“Our ability to guarantee supply chain integrity ultimately guarantees the outcome of the clinical trial,” said Nadia Whittley, recently appointed head of Pharmarama International, a UK wholesaler and importer of licensed and unlicensed medicines for clinical trials and private prescriptions.
‘It might sound easy’
Whittley told Outsourcing-Pharma.com the company, rebranded from BR Pharma a few years ago, purchases and delivers worldwide, to countries including Singapore, China, Turkey, Canada, Nigeria, South Africa and the EU.
There was an “enormous amount of hurdles” in the process, Whittley told us.
“Our clinical trials division deals with pharmaceutical companies of all sizes, from big pharma to much smaller sized companies.
“It might sound so easy – you buy it in Country A and deliver in Country B, but a company can have different needs in terms of where you buy.
“They might ask you to buy from multiple countries and deliver to multiple countries, or to buy in several countries and deliver to one. They might need a special formulation, and need for it to be packaged and labelled and shipped in very specific way. For instance, if we source a drug that needs to be kept at -5°C, and we buy in Pakistan and send to Australia.”
Comparator drugs
Much of Pharmarama’s work involves sourcing comparator drugs for rivals’ clinical trials. We asked whether pharmaceutical companies made it difficult to obtain their drugs for rivals’ trials.
“That depends how good your comparator supplier is!” said Whittley. “Companies have exclusive deals with importers. Pfizer or GSK or Novartis could have an exclusive deal with us – although I’m not saying they do – and if any company in the world wants a comparator from them, they would have to come to us.

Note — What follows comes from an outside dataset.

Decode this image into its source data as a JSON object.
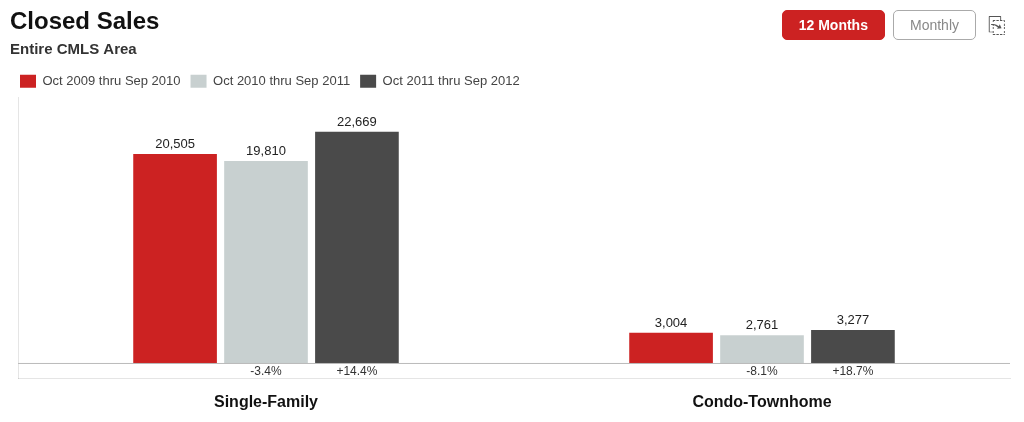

“[Obtaining comparator drugs] depends on how we develop relationship and trust and how rewarding the relationship is.”
The ‘worst-case scenario’
One of the main requirements pharmaceutical companies make of distributors like Pharmarama is ensuring with absolute certainty they are dealing with reliable companies, Whittley told us.
Pharma firms supplying drugs are wary their product may be used for a different clinical trial from the one originally declared. At the other end of the supply chain, companies fear receiving counterfeit medicines – “the worst-case scenario and an enormous problem for pharmaceutical companies,” said Whittley.
“That’s why dealing with traffic companies becomes a must for pharmaceutical companies. Our Quality Assurance department is almost as big as Sales.”
“The company does not import from India, Pakistan or China,” Drew Patel, head of unlicensed medicines, added, saying it preferred “Australia, Canada, the USA, the EU – anywhere we have confidence in the supply chain.”
The whole industry stressed the need for a reliable supply chain, Whittley added, but “to us, we are the supply chain.”
The company’s competitors include Clinigen, Kali and Idis, said the CEO, who claimed Pharmarama’s business model of performing quality control checks in one, in-house location, avoided potentially risky multiple steps in the supply chain.
The company told us it called in management consultants last week to look at rivals and find “an area that is not completely serviced,” and was likely to announce an expansion of its competencies in the next three or four months.